Probability Curves - Calling All Mathematicians!

[RyvenCedrylle]

I'm working on some probability models for a homebrew system. Basic roll a handful of dice and count successes as any individual roll over a target value. Example: 3d6 vs 4 rolling 1, 4, 5 is two successes. I've been able to work out equations so far to calculate the odds of rolling X number of successes on Y dice with Z target value, varying number of dice, size of dice, number of successes and target value.

I'm now trying to determine how static bonuses affect the results; i.e. do you get more successes by adding +1 to any die you choose vs. rolling a bigger dice vs. rolling more dice? I've done a couple such bonus 'calculations' the hard way by writing out all possible die results and counting successes by hand with the bonus included and know that it flattens the curve out and seriously ups your odds of getting ANY successes, but I'd like to find a function for this rather than writing out dice combos. Does anyone have experience doing this that could point me in the right direction? I made it through Calc III in college, so I'm not afraid of the heavy stuff but it has admittedly been about 6 years, so I'm a little rusty. Thanks in advance.

 

[ggroy]

AnyDice Calculator

 

[ExploderWizard]

DPC


I am lazy and this has been my best friend for my own project.

 

[RyvenCedrylle]

Those are cool, but they're adding the rolls together GURPS-style. I'm looking for something that would be for say, Shadowrun or World of Darkness where each die counts individually, not added together for a final result. Thanks for the start, though wizard and ggroy

 

[ggroy]

Look up the binomial distribution and the multinomial distribution in a probability textbook. More generally, it is a huge exercise in combinatorics (ie. permutations and combinations).

 

[kitsune9]

Wow, GG and Exploder. Those are really cool. Now if I ever want to create my own 24 hour rpg, I know where to go.

 

[RyvenCedrylle]

Well that's closer.

Multinomial distribution - Wikipedia, the free encyclopedia

Still not quite there though. The binomial (or Bernoulli) distribution covers multiple independent trials in a single set with identical probabilities of a binary outcome. The multinomial is used for a single set of trials with more than 2 outcomes but identical probabilities. My 'trials' are dependent on one another though - the first success has a probability of x, but once that occurs, subsequent trials have success probabilities of y where x>y; maybe even a third probability z where y>z.

The answer might still be in there. Thanks for the pointer, ggroy.

 

[Stormonu]

Is there anything similar for drawing cards? I've been designing a game that uses something like a poker hand and trying to figure out the odds, but trying to calculate it has been difficult (mainly because you only get 4 uses of any one number over the entire deck).

 

[ggroy]

If you want to find the number of ways to roll a particular number with any combination of dice of different denominations, there is a systematic way of getting the number of combinations and probabilities.

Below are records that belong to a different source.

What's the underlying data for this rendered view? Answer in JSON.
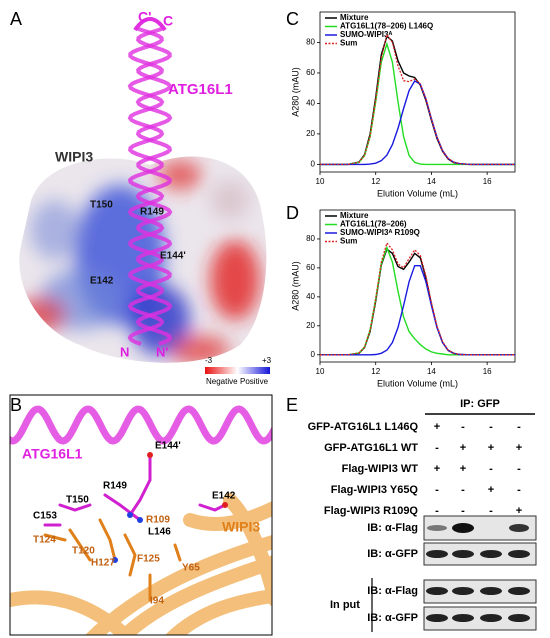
{
  "panel_labels": [
    "A",
    "B",
    "C",
    "D",
    "E"
  ],
  "panel_a": {
    "labels": [
      "C'",
      "C",
      "ATG16L1",
      "WIPI3",
      "T150",
      "R149",
      "E144'",
      "E142",
      "N",
      "N'"
    ],
    "colorbar": {
      "min_label": "-3",
      "max_label": "+3",
      "negative": "Negative",
      "positive": "Positive"
    }
  },
  "panel_b": {
    "labels": [
      "ATG16L1",
      "E144'",
      "R149",
      "E142",
      "T150",
      "C153",
      "R109",
      "L146",
      "T124",
      "T120",
      "H127",
      "F125",
      "Y65",
      "I94",
      "WIPI3"
    ]
  },
  "chart_data": [
    {
      "type": "line",
      "x_label": "Elution Volume (mL)",
      "y_label": "A280 (mAU)",
      "legend": "upper left",
      "xlim": [
        10,
        17
      ],
      "xticks": [
        10,
        12,
        14,
        16
      ],
      "ylim": [
        -5,
        100
      ],
      "yticks": [
        0,
        20,
        40,
        60,
        80
      ],
      "x": [
        10,
        11,
        11.4,
        11.6,
        11.8,
        12.0,
        12.2,
        12.4,
        12.6,
        12.8,
        13.0,
        13.2,
        13.4,
        13.6,
        13.8,
        14.0,
        14.2,
        14.4,
        14.6,
        14.8,
        15.0,
        15.4,
        16,
        17
      ],
      "series": [
        {
          "name": "Mixture",
          "color": "#000000",
          "style": "solid",
          "values": [
            0,
            0,
            1.5,
            6.5,
            20,
            44,
            72,
            84,
            81,
            68,
            60,
            58,
            57,
            52,
            42,
            29,
            17,
            8.5,
            3.5,
            1.2,
            0.4,
            0,
            0,
            0
          ]
        },
        {
          "name": "ATG16L1(78–206) L146Q",
          "color": "#22dd22",
          "style": "solid",
          "values": [
            0,
            0,
            1.3,
            5.8,
            18.2,
            41.1,
            67.1,
            79,
            67.1,
            41.1,
            18.2,
            5.8,
            1.3,
            0.2,
            0,
            0,
            0,
            0,
            0,
            0,
            0,
            0,
            0,
            0
          ]
        },
        {
          "name": "SUMO-WIPI3ᴬ",
          "color": "#1a1adf",
          "style": "solid",
          "values": [
            0,
            0,
            0,
            0,
            0.2,
            0.8,
            2.4,
            6.1,
            13.0,
            23.6,
            36.7,
            48.5,
            54.7,
            52.6,
            43.1,
            30.0,
            17.9,
            9.0,
            3.9,
            1.4,
            0.5,
            0,
            0,
            0
          ]
        },
        {
          "name": "Sum",
          "color": "#dd2222",
          "style": "dotted",
          "values": [
            0,
            0,
            1.3,
            5.8,
            18.4,
            41.9,
            69.5,
            85.1,
            80.1,
            64.7,
            54.9,
            54.3,
            56.0,
            52.8,
            43.1,
            30.0,
            17.9,
            9.0,
            3.9,
            1.4,
            0.5,
            0,
            0,
            0
          ]
        }
      ]
    },
    {
      "type": "line",
      "x_label": "Elution Volume (mL)",
      "y_label": "A280 (mAU)",
      "legend": "upper left",
      "xlim": [
        10,
        17
      ],
      "xticks": [
        10,
        12,
        14,
        16
      ],
      "ylim": [
        -5,
        100
      ],
      "yticks": [
        0,
        20,
        40,
        60,
        80
      ],
      "x": [
        10,
        11,
        11.4,
        11.6,
        11.8,
        12.0,
        12.2,
        12.4,
        12.6,
        12.8,
        13.0,
        13.2,
        13.4,
        13.6,
        13.8,
        14.0,
        14.2,
        14.4,
        14.6,
        14.8,
        15.0,
        15.4,
        16,
        17
      ],
      "series": [
        {
          "name": "Mixture",
          "color": "#000000",
          "style": "solid",
          "values": [
            0,
            0,
            1,
            5,
            16,
            37,
            62,
            73,
            70,
            61,
            59,
            64,
            70,
            67,
            53,
            35,
            19,
            8.5,
            3,
            1,
            0.2,
            0,
            0,
            0
          ]
        },
        {
          "name": "ATG16L1(78–206)",
          "color": "#22dd22",
          "style": "solid",
          "values": [
            0,
            0,
            1.2,
            5.4,
            17.1,
            38.5,
            62.9,
            74,
            64,
            44,
            26,
            16,
            11,
            7,
            4,
            2,
            1,
            0.5,
            0,
            0,
            0,
            0,
            0,
            0
          ]
        },
        {
          "name": "SUMO-WIPI3ᴬ R109Q",
          "color": "#1a1adf",
          "style": "solid",
          "values": [
            0,
            0,
            0,
            0,
            0,
            0.2,
            1.0,
            3.2,
            8.5,
            18.8,
            34.0,
            50.5,
            61.5,
            61.5,
            50.5,
            34.0,
            18.8,
            8.5,
            3.2,
            1.0,
            0.2,
            0,
            0,
            0
          ]
        },
        {
          "name": "Sum",
          "color": "#dd2222",
          "style": "dotted",
          "values": [
            0,
            0,
            1.2,
            5.4,
            17.1,
            38.7,
            63.9,
            77.2,
            72.5,
            62.8,
            60.0,
            66.5,
            72.5,
            68.5,
            54.5,
            36.0,
            19.8,
            9.0,
            3.2,
            1.0,
            0.2,
            0,
            0,
            0
          ]
        }
      ]
    }
  ],
  "panel_e": {
    "ip_label": "IP: GFP",
    "rows": [
      {
        "label": "GFP-ATG16L1 L146Q",
        "signs": [
          "+",
          "-",
          "-",
          "-"
        ]
      },
      {
        "label": "GFP-ATG16L1 WT",
        "signs": [
          "-",
          "+",
          "+",
          "+"
        ]
      },
      {
        "label": "Flag-WIPI3 WT",
        "signs": [
          "+",
          "+",
          "-",
          "-"
        ]
      },
      {
        "label": "Flag-WIPI3 Y65Q",
        "signs": [
          "-",
          "-",
          "+",
          "-"
        ]
      },
      {
        "label": "Flag-WIPI3 R109Q",
        "signs": [
          "-",
          "-",
          "-",
          "+"
        ]
      }
    ],
    "ip_blots": [
      "IB: α-Flag",
      "IB: α-GFP"
    ],
    "input_label": "In put",
    "input_blots": [
      "IB: α-Flag",
      "IB: α-GFP"
    ]
  }
}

As a hypothetical example: 3d4 + d6 + 2.

The possible sums produced by the dice and static modifiers sum of 3d4 + d6 + 2 is represented by the polynomial:

(x^2)*( x+x^2+x^3+x^4+x^5+x^6)*(x+x^2+x^3+x^4)^3

where the number of dice combinations giving a particular sum S, is the coefficient of x^S.


Go to

Wolfram|Alpha

and enter in the string

Expand[(x^2)*( x+x^2+x^3+x^4+x^5+x^6)*(x+x^2+x^3+x^4)^3]

which will expand out the polynomial.

If you do 3d4 + d6 + 2 at

AnyDice Calculator

the number of dice combinations of sum S, will be the same as the coefficients of x^S in the above polynomial expanded out.

To get the actual probabilities from the polynomial, just divide the coefficients by (4^3)*6.


One can figure out the polynomial from the above example, for any combination sum of dice and static modifiers.

A die dN with values 1, 2, 3, ... N is represented by a polynomial: x + x^2 + x^3 + ... + x^N.

A static modifier k added to the dice roll is represented by a polynomial: x^k.

Multiply together the polynomials for the dice and static modifier, and expand.

 

[pawsplay]

Essentially, you are recreating coin flips, except the 50/50 odds are shifted one way or another.